Un pari sur la revente

Le crédit relais peut être un coup de pouce ou un piège redoutable en fonction du temps qu’il va vous falloir pour céder votre ancien logement. Car non seulement la somme des intérêts s’alourdit au fur et à mesure mais surtout, vente ou pas vente, la banque pourra exiger le remboursement complet au terme du délai imparti, quitte à en passer par un recouvrement contentieux.

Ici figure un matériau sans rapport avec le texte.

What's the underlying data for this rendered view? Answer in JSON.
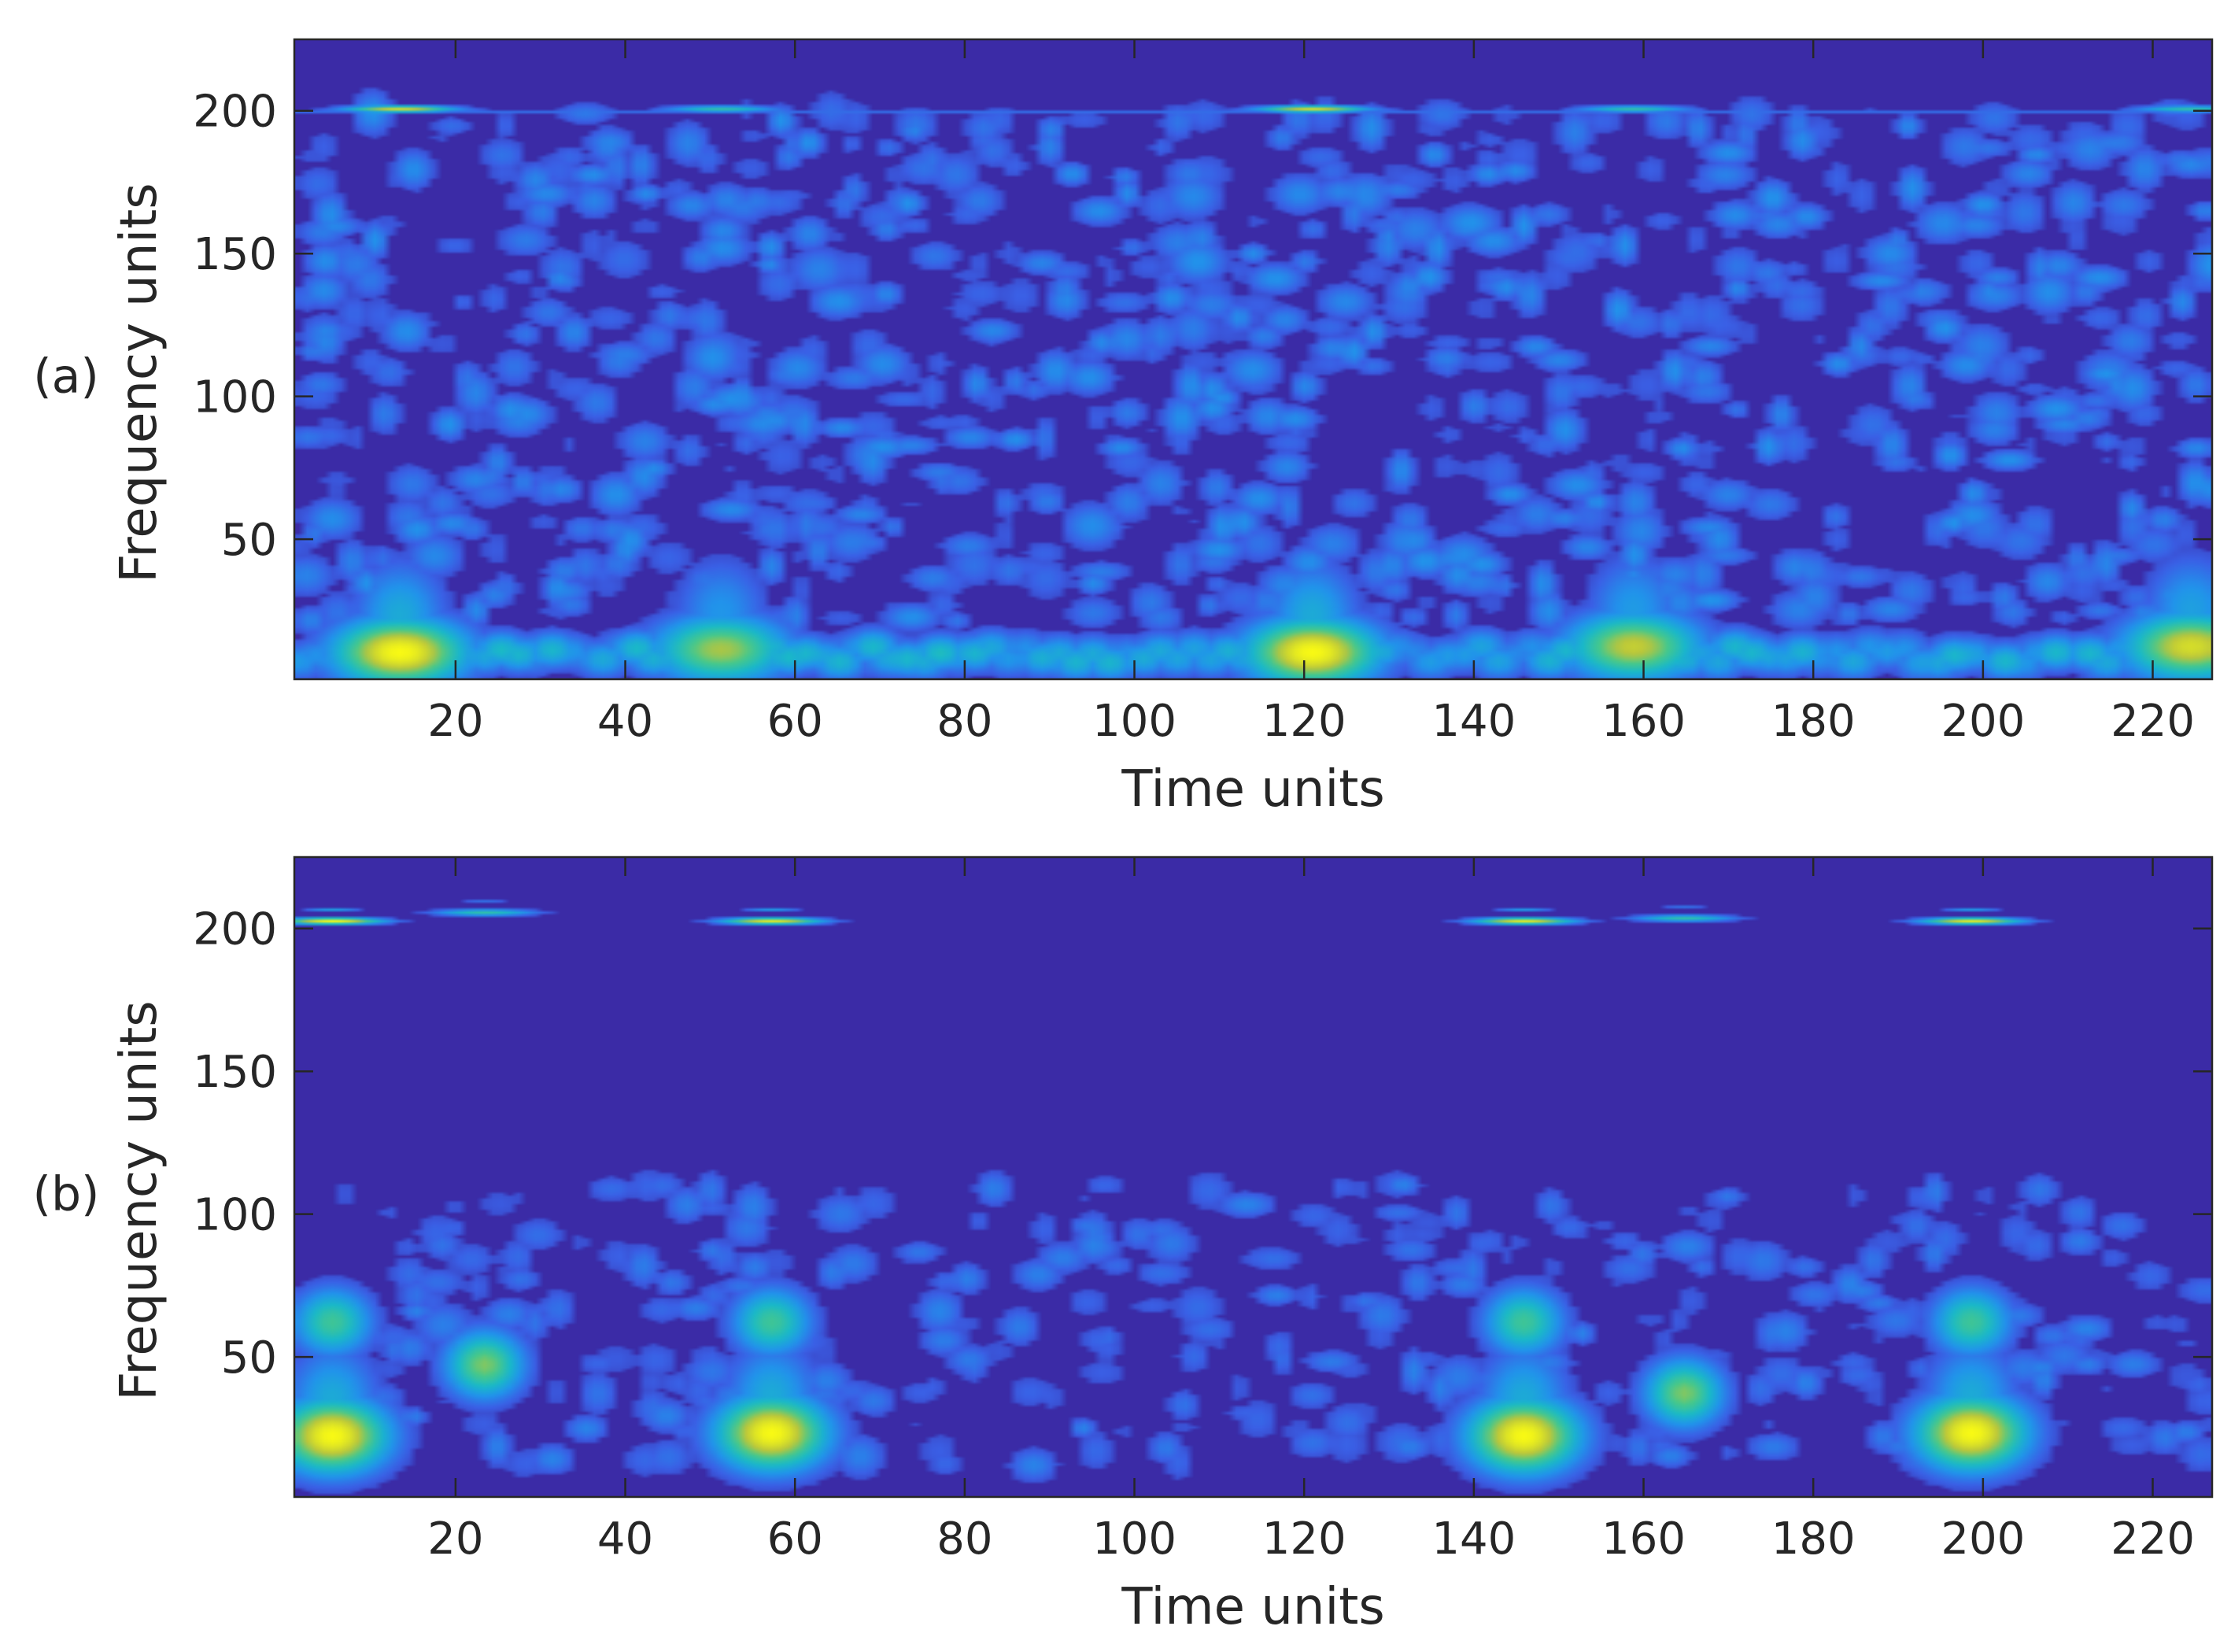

Depuis la crise des subprimes, des mesures préventives ont été prises pour limiter ces risques. En tête de liste, de nombreuses banques imposent par exemple de faire réaliser une estimation du logement par deux organismes indépendants, afin d’évaluer son prix au plus juste et ainsi de faciliter sa revente.

Les conseils

Le prêt relais ne doit pas être souscrit à la légère. Si l’option vous tente, voici quelques conseils pour réussir cette opération.
- Ne surévaluez pas le bien : pour être vendu vite, votre logement doit être estimé à son juste prix. Pour cela, consultez plusieurs spécialistes immobiliers et recourez au besoin à une expertise indépendante.
- Soyez réactif : mettez votre bien en vente dès que possible et soyez attentif aux réactions. Si elles sont négatives ou s’il y a peu de candidats, n’hésitez pas à demander conseil à une agence immobilière de façon à améliorer la présentation du bien, à diffuser l’annonce ou à ajuster le prix.
- Mobilisez tout le soutien possible : certaines banques ont des accords avec des réseaux d’agences immobilières et peuvent donc vous aider à vendre votre habitation.